Failures that are not fixed by upgrading PySpark

These are API/behavior differences; PySpark (including 4.1.1) does not add these.

  1. Pivot after groupBy().pivot()
    In PySpark, GroupedData (including after .pivot()) only has: agg, avg, count, max, min, sum.
    There are no methods: .collect_list(), .collect_set(), .first(), .last(), .stddev(), .variance(), .count_distinct().
    To match PySpark, use .agg(F.collect_list("col")) (and similarly for other aggs) instead of .collect_list("col").
    The public API is PySpark-aligned (no such methods). Use .agg(F.collect_list("col")) etc. Internal helpers are available as ._collect_list(), ._first(), etc.

  2. array() with mixed types
    Spark SQL’s array() requires all elements to be the same type (or cast to a common type). PySpark raises AnalysisException for mixed types in 3.5 and 4.x. This is by design, not an older-version limitation.

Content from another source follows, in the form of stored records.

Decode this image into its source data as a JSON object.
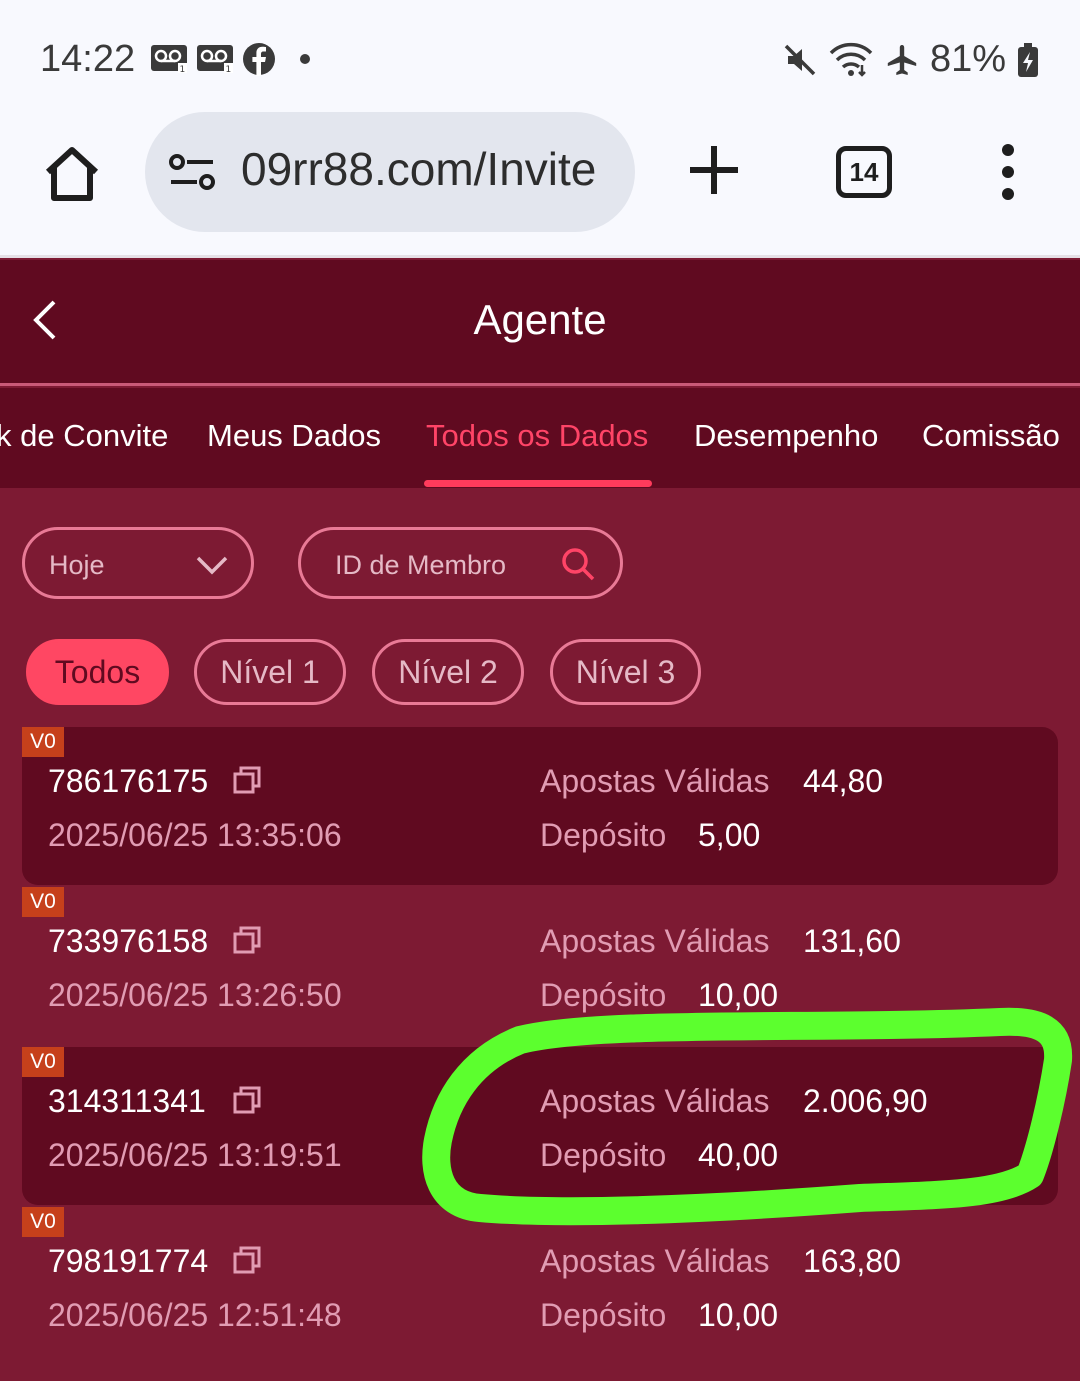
{
  "status_bar": {
    "time": "14:22",
    "battery": "81%",
    "icons_left": [
      "voicemail-icon",
      "voicemail-icon",
      "facebook-icon",
      "dot"
    ],
    "icons_right": [
      "mute-icon",
      "wifi-icon",
      "airplane-icon",
      "battery-charging-icon"
    ]
  },
  "browser": {
    "url": "09rr88.com/Invite",
    "tab_count": "14"
  },
  "header": {
    "title": "Agente"
  },
  "tabs": [
    {
      "label": "k de Convite"
    },
    {
      "label": "Meus Dados"
    },
    {
      "label": "Todos os Dados",
      "active": true
    },
    {
      "label": "Desempenho"
    },
    {
      "label": "Comissão"
    }
  ],
  "filters": {
    "period": "Hoje",
    "member_placeholder": "ID de Membro"
  },
  "levels": [
    {
      "label": "Todos",
      "active": true
    },
    {
      "label": "Nível 1"
    },
    {
      "label": "Nível 2"
    },
    {
      "label": "Nível 3"
    }
  ],
  "labels": {
    "valid_bets": "Apostas Válidas",
    "deposit": "Depósito"
  },
  "records": [
    {
      "vip": "V0",
      "id": "786176175",
      "datetime": "2025/06/25 13:35:06",
      "valid_bets": "44,80",
      "deposit": "5,00"
    },
    {
      "vip": "V0",
      "id": "733976158",
      "datetime": "2025/06/25 13:26:50",
      "valid_bets": "131,60",
      "deposit": "10,00"
    },
    {
      "vip": "V0",
      "id": "314311341",
      "datetime": "2025/06/25 13:19:51",
      "valid_bets": "2.006,90",
      "deposit": "40,00"
    },
    {
      "vip": "V0",
      "id": "798191774",
      "datetime": "2025/06/25 12:51:48",
      "valid_bets": "163,80",
      "deposit": "10,00"
    }
  ],
  "colors": {
    "header_bg": "#600a20",
    "page_bg": "#7d1a33",
    "accent": "#ff3b5c",
    "badge": "#c6401b",
    "annotation": "#5cff2e"
  }
}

  3. ArrayType attribute name
    PySpark uses elementType (camelCase). Sparkless exposes that; internal _element_type is also available.

Upgrading to PySpark 4.x

  • Latest on PyPI: 4.1.1 (requires Python ≥3.10).
  • delta-spark: For Spark 4 use delta-spark 4.x; for Spark 3.5 keep delta-spark 3.x.
  • Upgrading to 4.x may fix or change a small number of behaviors (e.g. error messages, edge cases) but will not add the GroupedData pivot helpers or mixed-type array() above.
  • To try PySpark 4.x: use a Python 3.10+ env and pyspark>=4.0,<4.2 and delta-spark>=4.0 (if you need Delta with Spark 4).

Summary

Most of the “missing” behavior in PySpark mode is due to tests targeting Sparkless-only APIs or semantics, not an older PySpark. Aligning tests with PySpark means using .agg(F.collect_list(...)) (and similar) for pivot, same-type array() only, and backend-agnostic type attribute names; upgrading PySpark alone will not fix those.

PySpark 4 roadmap

Sparkless 4.9.0 implements the opt-in PySpark 4 profile (compat=4.0). See PYSPARK_COMPAT_PROFILES.md and PYSPARK_4_PARITY_PLAN.md.

Dual-oracle setup (4.9.0+)

  • Sparkless backend (default CI): SPARKLESS_TEST_MODE=sparkless (or unset), SPARKLESS_PYSPARK_COMPAT=3.5 (default).
  • PySpark 3.5 oracle: tests/requirements-pyspark.txt, SPARKLESS_TEST_MODE=pyspark.
  • PySpark 4.1 oracle (nightly): tests/requirements-pyspark4.txt, Java 17, Python 3.10+, SPARKLESS_TEST_MODE=pyspark, SPARKLESS_PYSPARK_COMPAT=4.0.

Run profile-specific tests with @pytest.mark.pyspark4_only or @pytest.mark.pyspark3_only.